McNee is marvellous – a more affable and lovable than mean and macho Petruchio. We are rooting for him to woo Katherine because he clearly deserves her.Emily Cooper/Handout

Or does he? I had some trouble with early Katherine, in particular the over-the-top expression of her anger. She runs around hollering at the top of her lungs and it seemed a bit much; nor was it really explained. If it was meant to be funny (many in the audience laughed each time), I didn’t find it so. Okay, she’s furious; we get it. Lines, a tremendous actor, can do nuance, but she doesn’t really have the opportunity in the opening scenes; she’s too busy running around yelling.

Screaming aside (and she is a very good screamer), Lines is a strong, smart – and sensual – Katherine, who you’re sure has a twinkle in her eye as she and Petruchio become partners in crime, even if you can’t actually see it from your seat.

Another delight in this production is Anton Lipovetsky as Hortensio, one of the men wooing Bianca. Wide-eyed and earnest, he demonstrates saddlebags of talent – as awkward with a musical instrument as he is with women and it’s a hoot.

Joel Wirkkunen’s hammy Grumio in a furry vest is fun and hearing some Shakespeare spoken with a cowboy drawl is a trip.

This is not the first rodeo for this spaghetti-western Shrew; Anderson builds on Miles Potter’s 2007 western-themed production. (Also, Anderson played Katherine in Bard’s terrific 2012 production.)

Malcolm Dow’s sound design, using compositions by the late Marc Desormeaux – the sound composer for that 2007 production – is wonderful: romantic, funny and evocative.

One of the show’s best moments sees the men of the camp sing a song, which lulls Katherine, finally, to sleep under the stars as Petruchio watches over her.

(Ahead of the show, a functional problem with the vocal equalizer was announced as a warning, but this was rarely apparent, so kudos to board operator Liam Hunt.)

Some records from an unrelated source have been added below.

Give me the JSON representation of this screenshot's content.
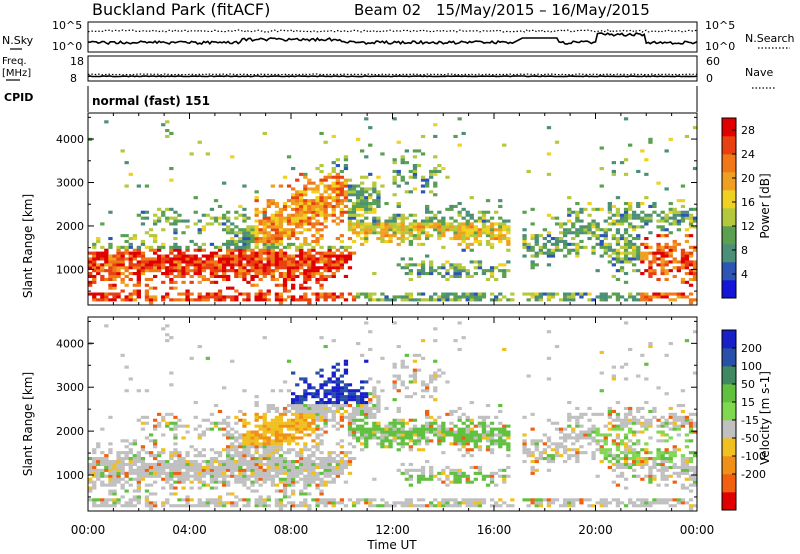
{
  "header": {
    "title": "Buckland Park (fitACF)",
    "beam": "Beam 02",
    "date_range": "15/May/2015 – 16/May/2015"
  },
  "noise_panel": {
    "left_label": "N.Sky",
    "right_label": "N.Search",
    "left_ticks": [
      "10^5",
      "10^0"
    ],
    "right_ticks": [
      "10^5",
      "10^0"
    ]
  },
  "freq_panel": {
    "left_label_1": "Freq.",
    "left_label_2": "[MHz]",
    "left_ticks": [
      "18",
      "8"
    ],
    "right_label": "Nave",
    "right_ticks": [
      "60",
      "0"
    ]
  },
  "cpid": {
    "label": "CPID",
    "value": "normal (fast) 151"
  },
  "chart_data": [
    {
      "type": "heatmap",
      "title": "Power",
      "ylabel": "Slant Range [km]",
      "xlabel": "Time UT",
      "x_ticks": [
        "00:00",
        "04:00",
        "08:00",
        "12:00",
        "16:00",
        "20:00",
        "00:00"
      ],
      "xlim_hours": [
        0,
        24
      ],
      "y_ticks": [
        1000,
        2000,
        3000,
        4000
      ],
      "ylim": [
        180,
        4600
      ],
      "colorbar": {
        "label": "Power [dB]",
        "ticks": [
          "4",
          "8",
          "12",
          "16",
          "20",
          "24",
          "28"
        ],
        "range": [
          0,
          30
        ],
        "colors": [
          "#1515d8",
          "#2d55b5",
          "#4c8f78",
          "#5aa050",
          "#b3c83c",
          "#f0d020",
          "#f0a020",
          "#f07818",
          "#e84010",
          "#e00000"
        ]
      },
      "data_gap_hours": [
        16.75,
        17.1
      ],
      "echo_regions": [
        {
          "t0": 0,
          "t1": 7.0,
          "r0": 700,
          "r1": 1800,
          "level": "high"
        },
        {
          "t0": 6.5,
          "t1": 10.3,
          "r0": 1000,
          "r1": 3400,
          "level": "high"
        },
        {
          "t0": 10.3,
          "t1": 16.7,
          "r0": 1400,
          "r1": 2400,
          "level": "mid"
        },
        {
          "t0": 17.1,
          "t1": 24,
          "r0": 700,
          "r1": 2400,
          "level": "low"
        },
        {
          "t0": 21.8,
          "t1": 24,
          "r0": 800,
          "r1": 1800,
          "level": "high"
        }
      ]
    },
    {
      "type": "heatmap",
      "title": "Velocity",
      "ylabel": "Slant Range [km]",
      "xlabel": "Time UT",
      "x_ticks": [
        "00:00",
        "04:00",
        "08:00",
        "12:00",
        "16:00",
        "20:00",
        "00:00"
      ],
      "xlim_hours": [
        0,
        24
      ],
      "y_ticks": [
        1000,
        2000,
        3000,
        4000
      ],
      "ylim": [
        180,
        4600
      ],
      "colorbar": {
        "label": "Velocity [m s-1]",
        "ticks": [
          "200",
          "100",
          "50",
          "15",
          "-15",
          "-50",
          "-100",
          "-200"
        ],
        "colors": [
          "#1820c8",
          "#2850a8",
          "#408860",
          "#60c040",
          "#80d850",
          "#c0c0c0",
          "#f0c020",
          "#f09018",
          "#f06010",
          "#e00000"
        ]
      },
      "data_gap_hours": [
        16.75,
        17.1
      ]
    }
  ]
}
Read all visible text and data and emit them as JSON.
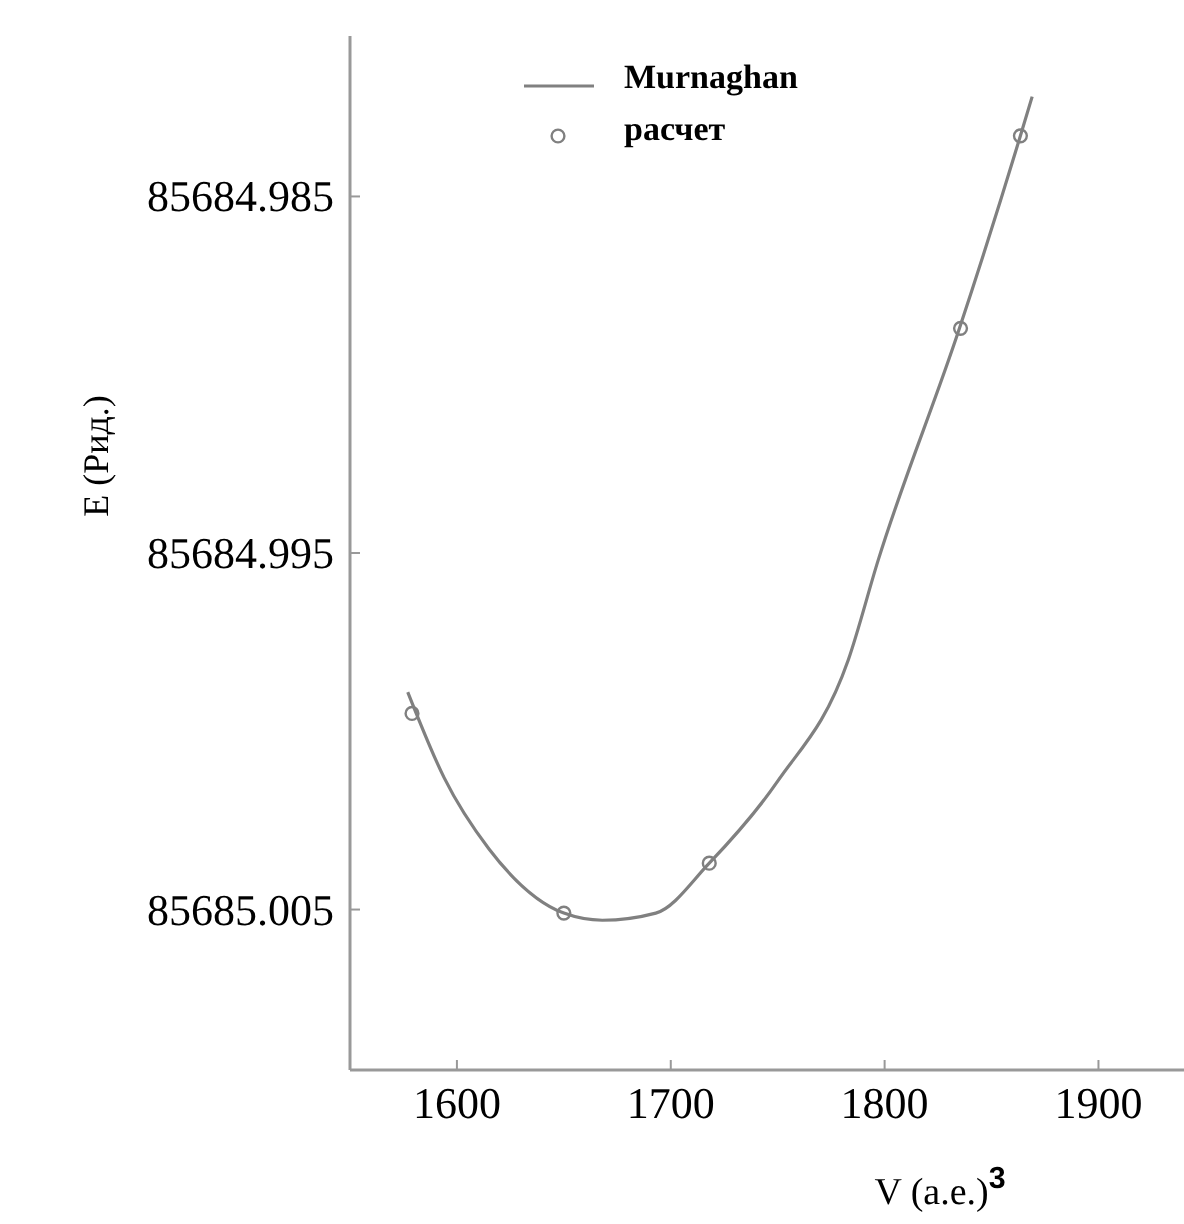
{
  "chart_data": {
    "type": "line",
    "xlabel": "V (a.e.)$^{3}$",
    "ylabel": "E (Рид.)",
    "xlim": [
      1550,
      1940
    ],
    "xticks": [
      1600,
      1700,
      1800,
      1900
    ],
    "ylim": [
      85685.0095,
      85684.9805
    ],
    "yticks": [
      85684.985,
      85684.995,
      85685.005
    ],
    "grid": false,
    "legend": "top",
    "series": [
      {
        "name": "Murnaghan",
        "type": "line",
        "color": "#808080",
        "marker": "none",
        "line_style": "solid",
        "x": [
          1577,
          1594,
          1615,
          1650,
          1668,
          1693,
          1718,
          1750,
          1783,
          1797,
          1835,
          1863.5,
          1869
        ],
        "values": [
          85684.9989,
          85685.0013,
          85685.0033,
          85685.0051,
          85685.0053,
          85685.0051,
          85685.0037,
          85685.0014,
          85684.998,
          85684.9952,
          85684.9887,
          85684.9833,
          85684.9822
        ]
      },
      {
        "name": "расчет",
        "type": "scatter",
        "color": "#808080",
        "marker": "circle",
        "x": [
          1579,
          1650,
          1718,
          1835.5,
          1863.5
        ],
        "values": [
          85684.9995,
          85685.0051,
          85685.0037,
          85684.9887,
          85684.9833
        ]
      }
    ]
  }
}
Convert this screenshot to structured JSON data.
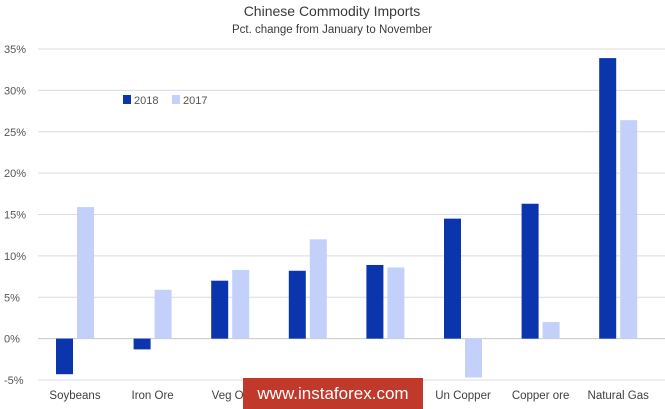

The show is dynamic and entertaining, clicking along with some very funny and inventive moments. In the end, Katherine isn’t tamed, but lightened – and enlightened. (And quieted – but not silenced.) Petruchio grows too. Love can be the best teacher.

It doesn’t always feel authentic, but this Shrew is a good time, y’all, and still worth a ride down yonder to Vanier Park on Vancouver’s west side.